En mi opinión lo más importante que podemos hacer por nuestras hijas es inculcarles la importancia de tener confianza en sí mismas. Cuando tienes personas a tu alrededor que te quieren y te apoyan, quienes te demuestran que creen en ti, entonces se hace mucho más fácil confiar en ti misma. Si les damos eso, si ellas están seguras de quienes son, esa confianza les servirá como una armadura para lo que tengan que afrontar en el futuro. 

Y las niñas no solo necesitan de sus madres, tías o hermanas para inculcar esos valores, sino que también necesitan que los hombres en sus vidas hagan lo mismo: los padres, abuelos y hermanos desempeñan un papel fundamental en el desarrollo y crecimiento de su autoestima. A menudo cuento la historia de cuando yo era pequeña y mi padre le compró a mi hermano Craig guantes para boxear, pero no solo compró un par de guantes para él, sino que también compró unos para mí. Con ellos, me enseñó a lanzar golpes. Mientras crecíamos, mi padre se aseguró de que yo hiciera todo lo que Craig hacía: correr las bases en el patio, jugar baloncesto en el parque y boxear en la cocina.

Ese tipo de lecciones me enseñaron que podía hacer cualquier cosa, igual que mi hermano. Esas lecciones me enseñaron a creer en mí misma, y fue algo que siempre llevé conmigo durante mis estudios y mi carrera. Y estas son precisamente las lecciones que Barack y yo siempre hemos tratado de inculcar en nuestras hijas. 

Una de las cosas más admirables es el lugar que le da a su madre y en su libro vemos cómo va cambiando su relación con ella: de niña, de joven, de adulta. ¿Qué consejos nos puede dar para que a través de las diferentes etapas de la vida podamos disfrutar de esa relación con mamá como la que ustedes dos han tenido?

Un aspecto de mi madre que siempre he admirado es su constancia.

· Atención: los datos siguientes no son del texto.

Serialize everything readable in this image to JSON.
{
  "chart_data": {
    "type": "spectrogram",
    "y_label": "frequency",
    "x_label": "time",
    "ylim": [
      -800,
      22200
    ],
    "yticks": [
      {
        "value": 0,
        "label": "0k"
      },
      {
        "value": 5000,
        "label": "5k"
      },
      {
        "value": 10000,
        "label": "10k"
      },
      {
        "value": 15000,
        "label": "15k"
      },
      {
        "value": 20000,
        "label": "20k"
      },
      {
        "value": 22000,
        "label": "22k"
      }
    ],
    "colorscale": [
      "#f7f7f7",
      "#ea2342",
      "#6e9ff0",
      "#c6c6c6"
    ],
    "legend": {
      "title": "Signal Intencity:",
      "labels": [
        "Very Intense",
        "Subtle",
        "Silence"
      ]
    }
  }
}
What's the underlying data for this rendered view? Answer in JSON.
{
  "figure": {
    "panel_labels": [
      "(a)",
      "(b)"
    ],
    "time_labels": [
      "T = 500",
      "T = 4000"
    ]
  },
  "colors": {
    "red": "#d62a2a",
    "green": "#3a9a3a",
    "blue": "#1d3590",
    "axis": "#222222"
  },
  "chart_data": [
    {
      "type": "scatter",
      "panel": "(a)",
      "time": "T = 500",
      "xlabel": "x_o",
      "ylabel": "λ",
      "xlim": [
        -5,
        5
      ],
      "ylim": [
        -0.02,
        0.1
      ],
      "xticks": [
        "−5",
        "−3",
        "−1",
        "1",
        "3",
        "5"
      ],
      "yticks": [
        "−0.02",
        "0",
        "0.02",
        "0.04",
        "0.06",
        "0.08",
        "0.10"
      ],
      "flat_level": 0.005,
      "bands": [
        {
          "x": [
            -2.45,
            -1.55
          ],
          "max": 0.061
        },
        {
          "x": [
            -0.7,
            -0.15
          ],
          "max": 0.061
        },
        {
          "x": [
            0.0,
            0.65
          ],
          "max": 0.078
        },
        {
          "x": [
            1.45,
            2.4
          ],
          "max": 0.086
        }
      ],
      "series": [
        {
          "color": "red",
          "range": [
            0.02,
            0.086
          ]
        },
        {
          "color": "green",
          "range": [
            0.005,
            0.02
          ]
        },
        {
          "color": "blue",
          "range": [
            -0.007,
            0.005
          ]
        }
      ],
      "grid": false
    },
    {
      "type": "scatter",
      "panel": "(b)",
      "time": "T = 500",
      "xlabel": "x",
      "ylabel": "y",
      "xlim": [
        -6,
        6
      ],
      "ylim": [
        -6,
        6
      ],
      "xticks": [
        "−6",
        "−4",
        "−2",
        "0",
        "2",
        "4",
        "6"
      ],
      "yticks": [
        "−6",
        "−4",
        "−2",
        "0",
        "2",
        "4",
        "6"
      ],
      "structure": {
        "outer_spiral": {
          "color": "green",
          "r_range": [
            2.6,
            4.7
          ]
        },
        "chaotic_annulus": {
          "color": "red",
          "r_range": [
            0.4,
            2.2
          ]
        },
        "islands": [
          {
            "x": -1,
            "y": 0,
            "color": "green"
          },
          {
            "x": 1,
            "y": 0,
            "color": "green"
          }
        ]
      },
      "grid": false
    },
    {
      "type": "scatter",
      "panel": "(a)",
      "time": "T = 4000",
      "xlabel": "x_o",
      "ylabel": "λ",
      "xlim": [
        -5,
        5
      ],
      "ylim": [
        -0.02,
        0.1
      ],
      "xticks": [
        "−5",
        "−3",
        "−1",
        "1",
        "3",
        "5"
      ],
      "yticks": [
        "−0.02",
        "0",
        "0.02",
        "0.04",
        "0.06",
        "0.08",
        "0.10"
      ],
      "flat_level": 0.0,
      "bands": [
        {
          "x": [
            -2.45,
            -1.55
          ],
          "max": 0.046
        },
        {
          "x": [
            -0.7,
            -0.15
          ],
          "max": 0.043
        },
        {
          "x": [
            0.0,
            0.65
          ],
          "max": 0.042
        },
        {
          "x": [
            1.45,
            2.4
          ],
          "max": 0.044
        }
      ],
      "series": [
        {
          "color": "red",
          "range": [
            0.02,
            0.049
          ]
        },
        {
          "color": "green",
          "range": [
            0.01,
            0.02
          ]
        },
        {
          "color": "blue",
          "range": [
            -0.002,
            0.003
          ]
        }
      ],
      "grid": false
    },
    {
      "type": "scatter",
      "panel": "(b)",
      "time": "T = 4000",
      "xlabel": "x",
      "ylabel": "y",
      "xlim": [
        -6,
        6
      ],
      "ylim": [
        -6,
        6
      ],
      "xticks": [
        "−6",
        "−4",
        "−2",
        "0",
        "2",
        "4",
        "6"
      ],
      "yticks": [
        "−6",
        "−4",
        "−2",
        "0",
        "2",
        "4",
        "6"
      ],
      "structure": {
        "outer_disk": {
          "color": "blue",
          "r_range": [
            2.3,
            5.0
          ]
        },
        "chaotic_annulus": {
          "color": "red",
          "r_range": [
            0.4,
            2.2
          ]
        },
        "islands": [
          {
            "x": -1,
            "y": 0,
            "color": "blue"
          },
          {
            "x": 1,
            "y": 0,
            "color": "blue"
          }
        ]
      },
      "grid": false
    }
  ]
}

Mientras nuestra relación evolucionaba a medida que yo crecía, maduraba y labraba mi propio camino, su trato conmigo siempre fue el mismo. Como madre, siempre me habló como le hablaría a un adulto, incluso cuando era niña o adolescente. Siempre me permitió hacerle cualquier tipo de pregunta que yo quisiera, sobre la moral, sobre cómo eran los niños, sobre las razas o cualquier otro tema. Y cuando tenía decisiones difíciles que tomar, me daba el espacio necesario para razonar por mí misma. Su manera de guiarme ha sido la misma a lo largo de mi vida. Mi mamá nunca fue autoritaria, ella siempre confió en mí para labrar mi propio camino, y siempre he sabido que ella está cerca por si la necesito.

Sé que las relaciones con nuestras madres son todas diferentes y suelen ser complejas. Así que en cuanto a consejos, no me atrevo a ofrecer uno definitivo. Solo sé que nadie puede amarnos como nuestra madre. Y creo que siempre es bueno recordar eso.